The goal of a system is to plan a smooth transition of responsibility and management and distribution of assets in the event of illness, disability, or death.  If it seems like a lot of work to you, just imagine how overwhelming it would be for a spouse or children after you are gone.  It is clearly easier for you to make decisions and create your system now, without any acute time pressures, than it will be for your family, who may have only hours or days to figure it out.

Make a system part of your legacy.

© Will Morris, JD, LLM 2014


George Clooney – The Descendents – And Your Estate Plan

I grew up as a teenager in Hawaii and graduated from Punahou School, a prestigious private school in Honolulu.  The author of the Descendants is a Punahou graduate and her father, Fred Hemmings, Jr. was a football star and world champion surfer that graduated a few years ahead of me.  Her uncle, Aka Hemmings graduated a year after me.  I have known the Hemmings for over forty years

Several scenes were filmed on campus and one prominent scene was filmed at the home of an old Punahou friend (who also played a small part).  The dialogue includes several references to key characters as being Punahou students and graduates.  Not surprisingly, I knew I was going to enjoy the movie the simply because of my strong connection to Hawaii. 

So what does that have to do with estate planning?  Amidst the beautiful scenery and George Clooney (Matt King is his character), the movie addresses several estate planning themes about which I am often asked. 

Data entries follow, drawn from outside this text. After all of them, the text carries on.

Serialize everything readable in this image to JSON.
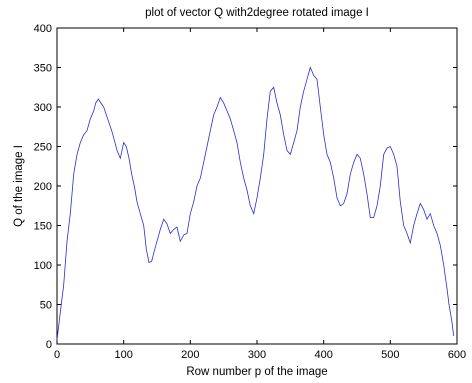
{
  "chart_data": {
    "type": "line",
    "title": "plot of vector Q with2degree rotated image I",
    "xlabel": "Row number p of the image",
    "ylabel": "Q of the image I",
    "xlim": [
      0,
      600
    ],
    "ylim": [
      0,
      400
    ],
    "xticks": [
      0,
      100,
      200,
      300,
      400,
      500,
      600
    ],
    "yticks": [
      0,
      50,
      100,
      150,
      200,
      250,
      300,
      350,
      400
    ],
    "grid": false,
    "colors": {
      "line": "#2b2bd6",
      "axes": "#000000"
    },
    "series": [
      {
        "points": [
          [
            0,
            5
          ],
          [
            5,
            40
          ],
          [
            10,
            75
          ],
          [
            15,
            130
          ],
          [
            20,
            165
          ],
          [
            25,
            215
          ],
          [
            30,
            240
          ],
          [
            35,
            255
          ],
          [
            40,
            265
          ],
          [
            45,
            270
          ],
          [
            50,
            285
          ],
          [
            55,
            295
          ],
          [
            58,
            305
          ],
          [
            62,
            310
          ],
          [
            66,
            305
          ],
          [
            70,
            300
          ],
          [
            74,
            290
          ],
          [
            78,
            280
          ],
          [
            82,
            270
          ],
          [
            86,
            258
          ],
          [
            90,
            245
          ],
          [
            95,
            235
          ],
          [
            100,
            255
          ],
          [
            104,
            250
          ],
          [
            108,
            235
          ],
          [
            112,
            215
          ],
          [
            116,
            200
          ],
          [
            120,
            180
          ],
          [
            125,
            165
          ],
          [
            130,
            150
          ],
          [
            134,
            120
          ],
          [
            138,
            103
          ],
          [
            142,
            105
          ],
          [
            146,
            118
          ],
          [
            150,
            130
          ],
          [
            155,
            145
          ],
          [
            160,
            158
          ],
          [
            165,
            152
          ],
          [
            170,
            140
          ],
          [
            175,
            145
          ],
          [
            180,
            148
          ],
          [
            185,
            130
          ],
          [
            190,
            138
          ],
          [
            195,
            140
          ],
          [
            200,
            165
          ],
          [
            205,
            180
          ],
          [
            210,
            200
          ],
          [
            215,
            210
          ],
          [
            220,
            230
          ],
          [
            225,
            250
          ],
          [
            230,
            270
          ],
          [
            235,
            290
          ],
          [
            240,
            300
          ],
          [
            245,
            312
          ],
          [
            250,
            305
          ],
          [
            255,
            295
          ],
          [
            260,
            285
          ],
          [
            265,
            270
          ],
          [
            270,
            255
          ],
          [
            275,
            230
          ],
          [
            280,
            210
          ],
          [
            285,
            195
          ],
          [
            290,
            175
          ],
          [
            295,
            165
          ],
          [
            300,
            185
          ],
          [
            305,
            210
          ],
          [
            310,
            240
          ],
          [
            315,
            285
          ],
          [
            320,
            320
          ],
          [
            325,
            325
          ],
          [
            330,
            305
          ],
          [
            335,
            290
          ],
          [
            340,
            265
          ],
          [
            345,
            245
          ],
          [
            350,
            240
          ],
          [
            355,
            255
          ],
          [
            360,
            270
          ],
          [
            365,
            300
          ],
          [
            370,
            320
          ],
          [
            375,
            335
          ],
          [
            380,
            350
          ],
          [
            385,
            340
          ],
          [
            390,
            335
          ],
          [
            395,
            300
          ],
          [
            400,
            265
          ],
          [
            405,
            240
          ],
          [
            410,
            230
          ],
          [
            415,
            210
          ],
          [
            420,
            185
          ],
          [
            425,
            175
          ],
          [
            430,
            178
          ],
          [
            435,
            190
          ],
          [
            440,
            215
          ],
          [
            445,
            230
          ],
          [
            450,
            240
          ],
          [
            455,
            235
          ],
          [
            460,
            215
          ],
          [
            465,
            190
          ],
          [
            470,
            160
          ],
          [
            475,
            160
          ],
          [
            480,
            175
          ],
          [
            485,
            200
          ],
          [
            490,
            240
          ],
          [
            495,
            248
          ],
          [
            500,
            250
          ],
          [
            505,
            240
          ],
          [
            510,
            225
          ],
          [
            515,
            180
          ],
          [
            520,
            150
          ],
          [
            525,
            140
          ],
          [
            530,
            128
          ],
          [
            535,
            150
          ],
          [
            540,
            165
          ],
          [
            545,
            178
          ],
          [
            550,
            170
          ],
          [
            555,
            158
          ],
          [
            560,
            165
          ],
          [
            565,
            150
          ],
          [
            570,
            140
          ],
          [
            575,
            125
          ],
          [
            580,
            100
          ],
          [
            585,
            70
          ],
          [
            588,
            50
          ],
          [
            592,
            30
          ],
          [
            595,
            10
          ]
        ]
      }
    ]
  }
}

Directive to Physicians (Living Will) – The movie starts with Matt King’s wife (Elizabeth King, played by Patricia Hastie) in a coma from a head injury sustained in a boating accident off of Waikiki Beach.  She had signed the Hawaii equivalent of a Directive to Physicians, providing that she did not want to be kept alive by artificial means.  That seemed simple enough, but as the characters developed and the many themes and family conflicts unfolded, the Directive to Physicians proved to be a final expression of love and respect.  Without this Directive the family could have faced challenges similar to the seven year legal battle that embroiled the Terri Schiavo family in Florida a few years ago.  It is assumed that Elizabeth had also executed a Durable Power of Attorney, Medical Power of Attorney, and HIPAA Authorization to facilitate the handling of her affairs.

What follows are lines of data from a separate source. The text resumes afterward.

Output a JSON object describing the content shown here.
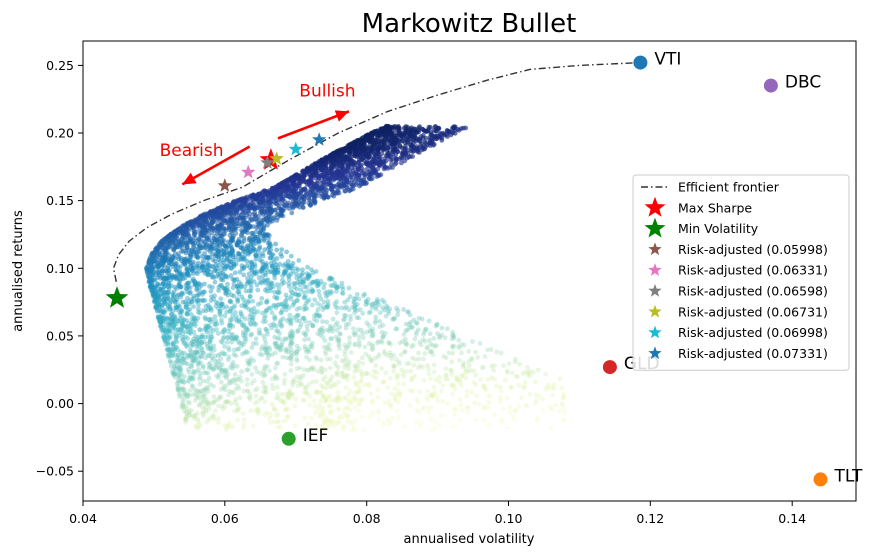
{
  "chart_data": {
    "type": "scatter",
    "title": "Markowitz Bullet",
    "xlabel": "annualised volatility",
    "ylabel": "annualised returns",
    "xlim": [
      0.04,
      0.149
    ],
    "ylim": [
      -0.072,
      0.268
    ],
    "xticks": [
      0.04,
      0.06,
      0.08,
      0.1,
      0.12,
      0.14
    ],
    "xtick_labels": [
      "0.04",
      "0.06",
      "0.08",
      "0.10",
      "0.12",
      "0.14"
    ],
    "yticks": [
      -0.05,
      0.0,
      0.05,
      0.1,
      0.15,
      0.2,
      0.25
    ],
    "ytick_labels": [
      "−0.05",
      "0.00",
      "0.05",
      "0.10",
      "0.15",
      "0.20",
      "0.25"
    ],
    "grid": false,
    "legend_position": "center-right",
    "efficient_frontier": {
      "label": "Efficient frontier",
      "color": "#333333",
      "points": [
        [
          0.0447,
          0.09
        ],
        [
          0.0443,
          0.1
        ],
        [
          0.045,
          0.11
        ],
        [
          0.0465,
          0.12
        ],
        [
          0.049,
          0.13
        ],
        [
          0.0525,
          0.14
        ],
        [
          0.057,
          0.15
        ],
        [
          0.0625,
          0.16
        ],
        [
          0.069,
          0.18
        ],
        [
          0.076,
          0.2
        ],
        [
          0.083,
          0.216
        ],
        [
          0.09,
          0.228
        ],
        [
          0.097,
          0.239
        ],
        [
          0.103,
          0.247
        ],
        [
          0.11,
          0.25
        ],
        [
          0.1186,
          0.252
        ]
      ]
    },
    "random_portfolios": {
      "cmap": [
        "#f7fcb9",
        "#d9f0a3",
        "#7fcdbb",
        "#41b6c4",
        "#1d91c0",
        "#225ea8",
        "#253494",
        "#081d58"
      ]
    },
    "assets": [
      {
        "label": "VTI",
        "x": 0.1186,
        "y": 0.252,
        "color": "#1f77b4"
      },
      {
        "label": "DBC",
        "x": 0.137,
        "y": 0.235,
        "color": "#9467bd"
      },
      {
        "label": "GLD",
        "x": 0.1143,
        "y": 0.027,
        "color": "#d62728"
      },
      {
        "label": "IEF",
        "x": 0.069,
        "y": -0.026,
        "color": "#2ca02c"
      },
      {
        "label": "TLT",
        "x": 0.144,
        "y": -0.056,
        "color": "#ff7f0e"
      }
    ],
    "highlights": [
      {
        "label": "Max Sharpe",
        "x": 0.0665,
        "y": 0.18,
        "color": "#ff0000",
        "size": "large"
      },
      {
        "label": "Min Volatility",
        "x": 0.0448,
        "y": 0.078,
        "color": "#008000",
        "size": "large"
      },
      {
        "label": "Risk-adjusted (0.05998)",
        "x": 0.06,
        "y": 0.161,
        "color": "#8c564b",
        "size": "small"
      },
      {
        "label": "Risk-adjusted (0.06331)",
        "x": 0.0633,
        "y": 0.171,
        "color": "#e377c2",
        "size": "small"
      },
      {
        "label": "Risk-adjusted (0.06598)",
        "x": 0.066,
        "y": 0.178,
        "color": "#7f7f7f",
        "size": "small"
      },
      {
        "label": "Risk-adjusted (0.06731)",
        "x": 0.0673,
        "y": 0.181,
        "color": "#bcbd22",
        "size": "small"
      },
      {
        "label": "Risk-adjusted (0.06998)",
        "x": 0.07,
        "y": 0.188,
        "color": "#17becf",
        "size": "small"
      },
      {
        "label": "Risk-adjusted (0.07331)",
        "x": 0.0733,
        "y": 0.195,
        "color": "#1f77b4",
        "size": "small"
      }
    ],
    "annotations": [
      {
        "text": "Bullish",
        "color": "#ff0000",
        "arrow_from": [
          0.0675,
          0.196
        ],
        "arrow_to": [
          0.0775,
          0.216
        ],
        "text_at": [
          0.0705,
          0.227
        ]
      },
      {
        "text": "Bearish",
        "color": "#ff0000",
        "arrow_from": [
          0.0635,
          0.19
        ],
        "arrow_to": [
          0.054,
          0.162
        ],
        "text_at": [
          0.0508,
          0.183
        ]
      }
    ]
  }
}
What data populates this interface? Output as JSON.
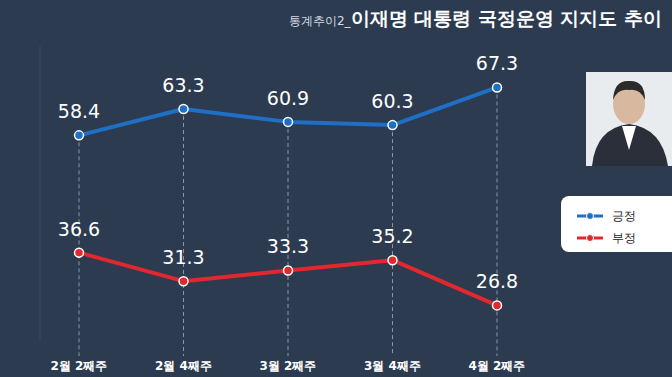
{
  "chart_data": {
    "type": "line",
    "subtitle": "통계추이2_",
    "title": "이재명 대통령 국정운영 지지도 추이",
    "categories": [
      "2월 2째주",
      "2월 4째주",
      "3월 2째주",
      "3월 4째주",
      "4월 2째주"
    ],
    "series": [
      {
        "name": "긍정",
        "color": "#1f6fc5",
        "values": [
          58.4,
          63.3,
          60.9,
          60.3,
          67.3
        ],
        "marker": "circle"
      },
      {
        "name": "부정",
        "color": "#e0282e",
        "values": [
          36.6,
          31.3,
          33.3,
          35.2,
          26.8
        ],
        "marker": "circle"
      }
    ],
    "ylim": [
      20,
      75
    ],
    "tick_labels": "x",
    "grid": true,
    "data_labels": true,
    "legend": "right"
  }
}
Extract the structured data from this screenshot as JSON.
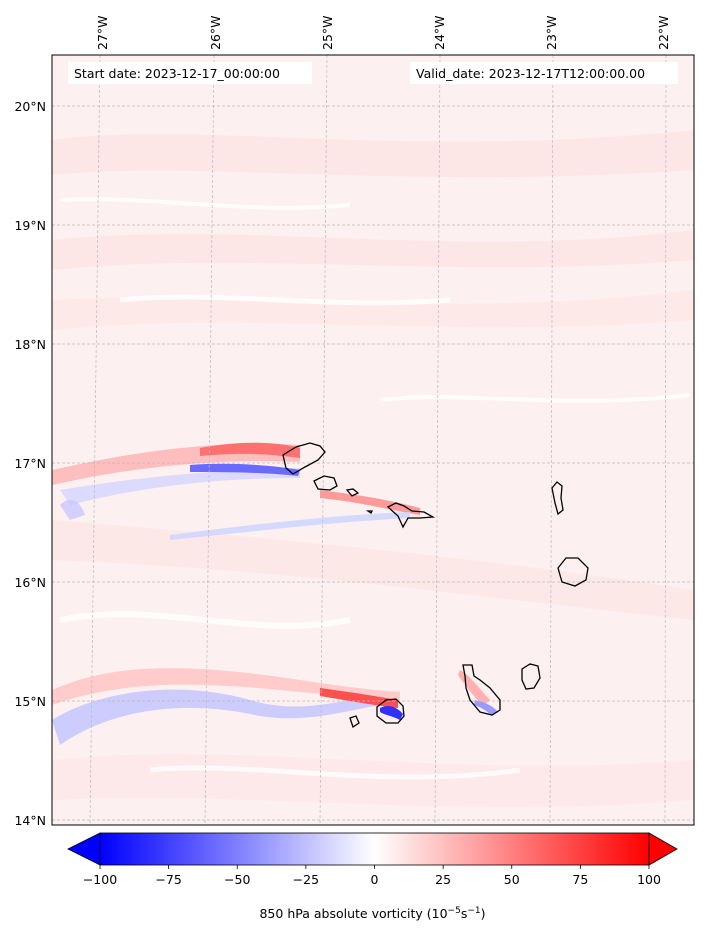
{
  "map": {
    "start_date_text": "Start date: 2023-12-17_00:00:00",
    "valid_date_text": "Valid_date: 2023-12-17T12:00:00.00",
    "lon_ticks": [
      "27°W",
      "26°W",
      "25°W",
      "24°W",
      "23°W",
      "22°W"
    ],
    "lat_ticks": [
      "20°N",
      "19°N",
      "18°N",
      "17°N",
      "16°N",
      "15°N",
      "14°N"
    ],
    "islands": [
      "santo-antao",
      "sao-vicente",
      "santa-luzia",
      "sao-nicolau",
      "sal",
      "boa-vista",
      "maio",
      "santiago",
      "fogo",
      "brava"
    ],
    "colors": {
      "negative": "#0000ff",
      "zero": "#ffffff",
      "positive": "#ff0000",
      "coastline": "#000000",
      "grid": "#bbbbbb"
    }
  },
  "colorbar": {
    "tick_labels": [
      "−100",
      "−75",
      "−50",
      "−25",
      "0",
      "25",
      "50",
      "75",
      "100"
    ],
    "min": -100,
    "max": 100,
    "label_main": "850 hPa absolute vorticity (10",
    "label_exp1": "−5",
    "label_mid": "s",
    "label_exp2": "−1",
    "label_end": ")"
  }
}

Living Trust – Another theme of the movie revolves around 25,000 acres on the island Kaua’i that has been held in trust and preserved in its pristine natural state for decades. Matt is the trustee of the trust and facing the pressure of a long line of descendants who want to sell the land for a multi-million dollar windfall.  Although this is an extreme circumstance, it illustrates how a trust can be used to control the timing of the distribution of property beyond the death of the trust creator (subject to the Rule Against Perpetuities).  A trust is most often used to hold and invest assets for the benefit of children and delay large distributions until the children are older and more mature. 

Memorial Instructions and Funeral Arrangements - After Elizabeth’s death, Matt and his daughters spread her ashes in the ocean off the beach at Waikiki, representing her love of the ocean.  However, in some families a dispute could arise between selecting (i) a traditional burial or cremation, or (ii) if cremated -preserving the ashes or spreading them at a favorite location.  The Texas Health and Safety Code, Section 711.002 provides for the written Appointment of Agent to Control Disposition of Remains to minimize such disputes.  It is important to express your wishes in writing, particularly in blended families or unique situations.

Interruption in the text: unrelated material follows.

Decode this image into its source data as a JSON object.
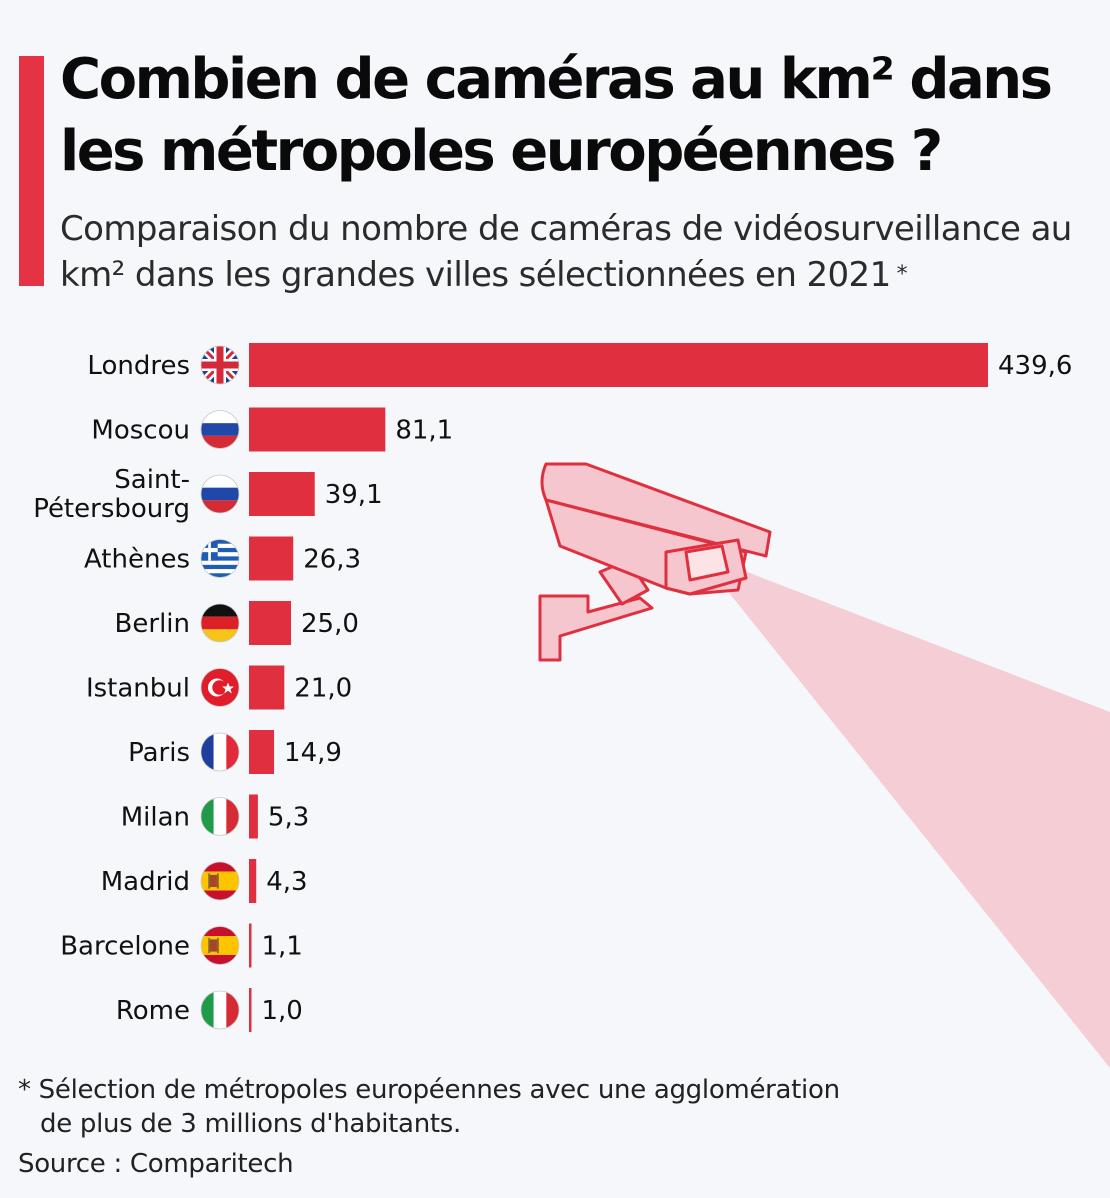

Rule Against Perpetuities – It is not an easy rule to understand but was a predominant theme in the movie – so here is a topic for casual conversation.  Although some states have abandoned or expanded the rule, Texas preserves this rule for non charitable trusts.  The rule provides that property cannot be held in trust forever.  At some point title must be finalized by permanent ownership, not later than 21 years after the life of a person that exists at the time of the trust interest was created. 

Every family has a different set of facts, but the problems solved by proper generational planning remain the same.